Order prevails in Addis but borders are on fire
The authorities are trying to snuff out unrest that has erupted on the country’s borders. A confidential United Nations report has voiced deep concern.
Apart from stridently announcing on March 1 that an attack on the Grand Ethiopian Renaissance Dam near the borders with Sudan and Eritrea had been foiled, Ethiopia’s government is being put direly to the test by unrest swelling up in the country’s border regions.
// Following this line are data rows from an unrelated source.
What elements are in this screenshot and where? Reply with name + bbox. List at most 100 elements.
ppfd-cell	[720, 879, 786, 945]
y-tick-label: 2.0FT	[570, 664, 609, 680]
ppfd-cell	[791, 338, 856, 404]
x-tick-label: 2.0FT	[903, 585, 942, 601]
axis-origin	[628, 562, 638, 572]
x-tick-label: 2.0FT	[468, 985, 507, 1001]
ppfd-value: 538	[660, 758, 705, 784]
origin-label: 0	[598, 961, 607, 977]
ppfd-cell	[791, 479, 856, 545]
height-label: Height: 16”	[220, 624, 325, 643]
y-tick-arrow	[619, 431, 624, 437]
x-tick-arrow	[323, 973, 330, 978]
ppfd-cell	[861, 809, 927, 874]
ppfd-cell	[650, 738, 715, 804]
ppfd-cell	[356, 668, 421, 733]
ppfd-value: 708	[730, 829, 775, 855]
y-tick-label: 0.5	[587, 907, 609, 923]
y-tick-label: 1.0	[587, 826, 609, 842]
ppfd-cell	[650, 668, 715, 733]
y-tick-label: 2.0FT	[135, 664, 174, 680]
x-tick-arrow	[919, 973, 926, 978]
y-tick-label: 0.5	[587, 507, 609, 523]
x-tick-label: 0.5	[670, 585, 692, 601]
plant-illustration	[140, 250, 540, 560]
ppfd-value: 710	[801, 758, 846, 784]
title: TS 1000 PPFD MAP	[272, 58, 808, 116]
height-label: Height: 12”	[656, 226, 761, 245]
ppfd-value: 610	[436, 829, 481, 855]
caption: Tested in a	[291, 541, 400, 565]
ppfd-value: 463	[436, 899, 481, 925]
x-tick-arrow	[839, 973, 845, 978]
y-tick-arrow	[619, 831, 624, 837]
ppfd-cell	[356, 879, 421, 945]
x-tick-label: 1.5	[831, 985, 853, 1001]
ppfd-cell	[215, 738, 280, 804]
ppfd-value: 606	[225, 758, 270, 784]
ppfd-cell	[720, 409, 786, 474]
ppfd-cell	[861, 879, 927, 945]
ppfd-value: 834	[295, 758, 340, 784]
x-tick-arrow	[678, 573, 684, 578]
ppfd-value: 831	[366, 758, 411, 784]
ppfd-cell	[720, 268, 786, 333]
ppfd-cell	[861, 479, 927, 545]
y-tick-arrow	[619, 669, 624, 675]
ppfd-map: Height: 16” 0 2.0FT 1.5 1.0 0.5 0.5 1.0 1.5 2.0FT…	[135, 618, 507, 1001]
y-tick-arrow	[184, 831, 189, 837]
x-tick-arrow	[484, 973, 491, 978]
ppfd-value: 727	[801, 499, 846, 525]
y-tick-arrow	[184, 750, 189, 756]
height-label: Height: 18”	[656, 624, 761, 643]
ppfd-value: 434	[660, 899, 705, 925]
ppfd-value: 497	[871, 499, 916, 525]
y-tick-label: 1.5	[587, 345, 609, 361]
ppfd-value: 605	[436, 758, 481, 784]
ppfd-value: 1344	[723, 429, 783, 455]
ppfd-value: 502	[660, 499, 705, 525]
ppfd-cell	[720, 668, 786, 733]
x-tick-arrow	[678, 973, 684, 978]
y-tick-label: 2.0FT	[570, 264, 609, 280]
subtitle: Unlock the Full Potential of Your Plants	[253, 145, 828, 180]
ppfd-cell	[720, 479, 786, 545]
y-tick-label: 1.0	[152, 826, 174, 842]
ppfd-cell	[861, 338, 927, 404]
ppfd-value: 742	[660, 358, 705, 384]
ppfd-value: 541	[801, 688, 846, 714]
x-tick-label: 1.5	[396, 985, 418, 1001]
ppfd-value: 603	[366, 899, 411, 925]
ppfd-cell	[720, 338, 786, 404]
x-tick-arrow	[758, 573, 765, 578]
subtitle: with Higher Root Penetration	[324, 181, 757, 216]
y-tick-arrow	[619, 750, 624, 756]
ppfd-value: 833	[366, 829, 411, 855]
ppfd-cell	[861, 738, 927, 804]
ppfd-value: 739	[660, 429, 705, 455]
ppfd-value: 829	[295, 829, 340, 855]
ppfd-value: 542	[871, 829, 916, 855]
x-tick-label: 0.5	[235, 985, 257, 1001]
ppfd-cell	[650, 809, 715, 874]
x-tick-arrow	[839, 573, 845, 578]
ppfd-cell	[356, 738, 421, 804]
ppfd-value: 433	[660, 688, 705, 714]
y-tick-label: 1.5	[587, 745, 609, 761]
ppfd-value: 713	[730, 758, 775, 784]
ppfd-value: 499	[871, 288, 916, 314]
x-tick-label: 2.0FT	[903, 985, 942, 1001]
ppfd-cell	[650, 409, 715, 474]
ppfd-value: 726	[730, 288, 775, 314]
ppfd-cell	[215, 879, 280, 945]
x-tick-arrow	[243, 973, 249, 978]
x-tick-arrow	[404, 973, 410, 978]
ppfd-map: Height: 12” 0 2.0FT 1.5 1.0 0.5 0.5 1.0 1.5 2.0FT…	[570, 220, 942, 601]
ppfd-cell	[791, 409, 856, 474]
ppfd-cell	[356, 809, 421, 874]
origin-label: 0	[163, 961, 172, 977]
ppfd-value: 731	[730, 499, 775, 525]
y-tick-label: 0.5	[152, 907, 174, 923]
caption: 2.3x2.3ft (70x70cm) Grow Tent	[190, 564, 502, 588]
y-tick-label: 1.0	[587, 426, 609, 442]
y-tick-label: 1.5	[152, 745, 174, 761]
According to a confidential report issued at the end of February and conducted by the UN Department of Safety and Security (UNDSS) - Indian Ocean Newsletter has obtained a copy - the security situation is "sensitive and unpredictable" in Somali National Regional State (SNRS) where the UN unit found an upsurge in activity by the Somali Islamist movement Al Shabaab. That was also the case with the separatist Ogaden National Liberation Front (ONLF) in the Jarar region.
The UN security service also voiced alarm over deadly clashes between members of the Somali and Oromo communities despite attempts on both sides to resolve the conflict. (ION 1444). Roads between SNRS and the Oromo National Regional State are regularly cut at Dheka and between Harare and Djidjiga.
In the ONRS, the UN reported that Regional Special Police Forces were taking part on both sides in the conflict, which has been exacerbated by the arrival of numerous refugees.
Another zone that came to UNDSS’ attention was the Gambella region. The security situation has worsened because of the presence of South Sudanese armed groups composed of Murle, particularly around Gog Woreda.
The war in South Sudan has led the Burma to cross the border, prompting firefights with the police near Dimma Woreda when they sought to rustle cattle.